Electronic Music Wiki
Advertisement

An analog, polyphonic synth produced by Oberheim. It was intended as a bold idea to go against the grain of the mid-1990s, by introducing an analog synth into a market that at that point was top-heavy with samplers. However, the development cycle was notoriously troubled, and the synth was marketed in a not-really-finished state, which harmed its reputation and limited sales.

The OB-Mx has a voice architecture consisting of a pair of voltage controlled oscillators, with three waveforms and either of which can be hard sync'ed to the other. A choice of two voltage controlled filters is available: a four-pole filer that is intended to imitate the characteristics of the Moog transistor ladder filter, or a two-pole multimode filter intended to emulate the Oberheim SEM filter. A generous selection of four envelope generators and three low frequency oscillators completes the voice circuitry, along with a voltage controlled amplifier and a ring modulator. Matrix routing allowed the modulation sources to be sent to a wide variety of destinations.

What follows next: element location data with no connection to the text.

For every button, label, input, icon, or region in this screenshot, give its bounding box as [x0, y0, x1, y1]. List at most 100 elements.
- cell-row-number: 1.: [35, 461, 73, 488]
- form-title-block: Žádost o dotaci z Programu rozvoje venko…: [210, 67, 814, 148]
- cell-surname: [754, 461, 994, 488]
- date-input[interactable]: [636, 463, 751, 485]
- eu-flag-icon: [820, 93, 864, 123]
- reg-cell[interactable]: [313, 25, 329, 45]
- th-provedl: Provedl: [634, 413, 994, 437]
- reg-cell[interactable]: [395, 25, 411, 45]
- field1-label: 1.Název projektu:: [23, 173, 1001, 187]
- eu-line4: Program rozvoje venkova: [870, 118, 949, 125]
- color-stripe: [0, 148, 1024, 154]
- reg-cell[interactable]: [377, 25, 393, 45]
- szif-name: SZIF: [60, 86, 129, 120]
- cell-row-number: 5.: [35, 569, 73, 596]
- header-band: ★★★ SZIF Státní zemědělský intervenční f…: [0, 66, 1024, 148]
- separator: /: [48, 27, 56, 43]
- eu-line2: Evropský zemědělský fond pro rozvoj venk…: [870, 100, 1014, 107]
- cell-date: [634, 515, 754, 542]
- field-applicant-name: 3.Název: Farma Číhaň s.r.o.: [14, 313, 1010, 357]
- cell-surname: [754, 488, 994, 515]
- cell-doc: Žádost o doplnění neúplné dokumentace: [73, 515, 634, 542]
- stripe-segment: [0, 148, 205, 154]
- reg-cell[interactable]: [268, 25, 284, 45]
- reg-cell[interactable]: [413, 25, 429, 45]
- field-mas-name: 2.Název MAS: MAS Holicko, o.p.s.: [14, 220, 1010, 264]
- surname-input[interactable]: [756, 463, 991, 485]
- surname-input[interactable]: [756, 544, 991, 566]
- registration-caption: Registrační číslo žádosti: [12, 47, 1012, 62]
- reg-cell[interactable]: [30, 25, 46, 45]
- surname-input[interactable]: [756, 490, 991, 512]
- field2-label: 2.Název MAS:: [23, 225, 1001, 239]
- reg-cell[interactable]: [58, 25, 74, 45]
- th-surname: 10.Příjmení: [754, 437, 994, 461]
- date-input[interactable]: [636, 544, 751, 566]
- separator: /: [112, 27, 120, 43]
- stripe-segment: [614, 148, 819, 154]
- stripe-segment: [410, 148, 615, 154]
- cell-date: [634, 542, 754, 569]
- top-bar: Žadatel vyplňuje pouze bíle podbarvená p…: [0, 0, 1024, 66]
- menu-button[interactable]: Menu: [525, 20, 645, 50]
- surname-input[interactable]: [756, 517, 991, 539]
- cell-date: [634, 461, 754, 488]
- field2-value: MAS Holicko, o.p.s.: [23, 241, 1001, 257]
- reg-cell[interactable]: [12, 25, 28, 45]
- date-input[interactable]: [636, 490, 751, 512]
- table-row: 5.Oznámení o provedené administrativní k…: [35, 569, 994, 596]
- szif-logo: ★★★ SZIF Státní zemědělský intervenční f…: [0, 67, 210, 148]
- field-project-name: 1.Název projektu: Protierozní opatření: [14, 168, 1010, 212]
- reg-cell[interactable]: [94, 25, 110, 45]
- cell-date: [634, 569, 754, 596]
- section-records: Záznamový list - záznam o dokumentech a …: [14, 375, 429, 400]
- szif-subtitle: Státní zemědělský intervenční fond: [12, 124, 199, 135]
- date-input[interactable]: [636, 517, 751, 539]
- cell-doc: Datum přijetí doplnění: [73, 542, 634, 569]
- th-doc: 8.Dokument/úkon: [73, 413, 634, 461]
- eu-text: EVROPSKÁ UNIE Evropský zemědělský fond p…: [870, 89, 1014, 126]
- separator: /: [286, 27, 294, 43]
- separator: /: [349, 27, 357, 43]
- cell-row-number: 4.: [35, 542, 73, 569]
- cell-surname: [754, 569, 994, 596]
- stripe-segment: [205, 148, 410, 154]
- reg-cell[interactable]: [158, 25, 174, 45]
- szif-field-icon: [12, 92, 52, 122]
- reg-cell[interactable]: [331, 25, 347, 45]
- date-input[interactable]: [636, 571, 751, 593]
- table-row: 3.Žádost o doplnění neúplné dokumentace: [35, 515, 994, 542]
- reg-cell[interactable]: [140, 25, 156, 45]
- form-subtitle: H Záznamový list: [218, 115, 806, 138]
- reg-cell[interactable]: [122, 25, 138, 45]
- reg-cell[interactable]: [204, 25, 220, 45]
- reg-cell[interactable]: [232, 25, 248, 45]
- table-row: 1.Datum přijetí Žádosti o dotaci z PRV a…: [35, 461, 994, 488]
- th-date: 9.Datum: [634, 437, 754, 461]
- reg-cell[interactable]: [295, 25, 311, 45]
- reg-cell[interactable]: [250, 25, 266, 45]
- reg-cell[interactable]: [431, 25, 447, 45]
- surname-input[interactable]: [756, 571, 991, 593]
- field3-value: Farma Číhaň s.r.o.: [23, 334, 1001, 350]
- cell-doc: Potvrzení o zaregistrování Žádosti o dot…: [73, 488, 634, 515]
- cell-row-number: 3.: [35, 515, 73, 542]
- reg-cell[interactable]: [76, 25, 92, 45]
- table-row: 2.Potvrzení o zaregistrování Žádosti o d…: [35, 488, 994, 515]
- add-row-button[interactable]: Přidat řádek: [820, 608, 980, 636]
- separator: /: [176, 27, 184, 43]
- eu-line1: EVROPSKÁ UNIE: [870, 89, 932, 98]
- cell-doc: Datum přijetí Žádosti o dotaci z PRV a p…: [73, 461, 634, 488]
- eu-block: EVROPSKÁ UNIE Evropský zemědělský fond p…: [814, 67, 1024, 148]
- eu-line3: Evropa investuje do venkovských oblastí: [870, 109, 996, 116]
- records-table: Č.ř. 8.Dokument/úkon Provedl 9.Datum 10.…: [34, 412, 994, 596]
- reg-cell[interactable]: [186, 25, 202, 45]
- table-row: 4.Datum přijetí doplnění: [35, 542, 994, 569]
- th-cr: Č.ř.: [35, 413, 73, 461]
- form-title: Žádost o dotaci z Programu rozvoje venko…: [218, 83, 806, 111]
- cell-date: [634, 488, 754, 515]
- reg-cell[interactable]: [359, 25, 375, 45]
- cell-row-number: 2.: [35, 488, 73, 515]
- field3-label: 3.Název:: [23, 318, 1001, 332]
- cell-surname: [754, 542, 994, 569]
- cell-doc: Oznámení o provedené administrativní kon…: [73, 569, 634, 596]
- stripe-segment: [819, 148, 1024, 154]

The OB-Mx was package as a rackmount synth; no keyboard version was produced. The basic unit came with two voices, to which voice cards could be added up to a maximum of 12 voices. The synth was multitimbral, capable of playing up to 12 parts simultaneously. Patch memory contained 256 slots, with 64 in ROM and the other 192 in RAM.

Despite these apparent virtues, and its unique place in the market in 1994 when it was introduced, the OB-Mx sold poorly. This is directly attributable to the many bugs and performance limitations in the synth, resulting from the development team having broken down before the design was complete. Oberheim was at the time owned by Gibson Guitars (namesake Tom Oberheim had departed several years previously), and extreme conflicts developed between Gibson management and the Oberheim development team, culminating in the bulk of the Oberheim staff departing in 1992. (Whether they quit, or were fired by Gibson, is disputed.) While lawsuits were filed, Gibson brought in a team led by none other than Don Buchla to finish the design. However, eventually Gibson grew impatient with the progress and decided to take the OB-Mx to market, despite the design still being in an unpolished state. One story that can be found on the Internet about the product's introduction (which may be apocryphal) is that one magazine reviewer, upon taking a review unit through its paces, found it so functionally deficient that he concluded that he had inadvertently been sent a development prototype, and he returned the unit to Gibson without writing a review. Lead software developer Lynx Crowe (who was eventually awarded the rights to the software in litigation against Gibson) suffered a heart attack during the development, and did not get a chance to return to work and complete the software before the OB-Mx went to market.

The reputation for unreliability and bugginess quickly sunk the reputation of what should have been a good product. Probably only about 500 were manufactured before Gibson threw in the towel, not just on the OB-Mx but the entire Oberheim division. They shut down Oberheim, terminating the OB-Mx as well as the manufacture of the Matrix-1000, which was still selling at that point. The OB-Mx wound up being the last product produced by Oberheim. (The later OB-12 was designed and produced by Italian manufacturer Viscount; Gibson merely licensed the Oberheim name to them.) Today, a working OB-Mx is rare and rather valuable on the collector market on sheer notoriety alone; expansion voice cards are impossible to obtain except by buying a unit and stripping it.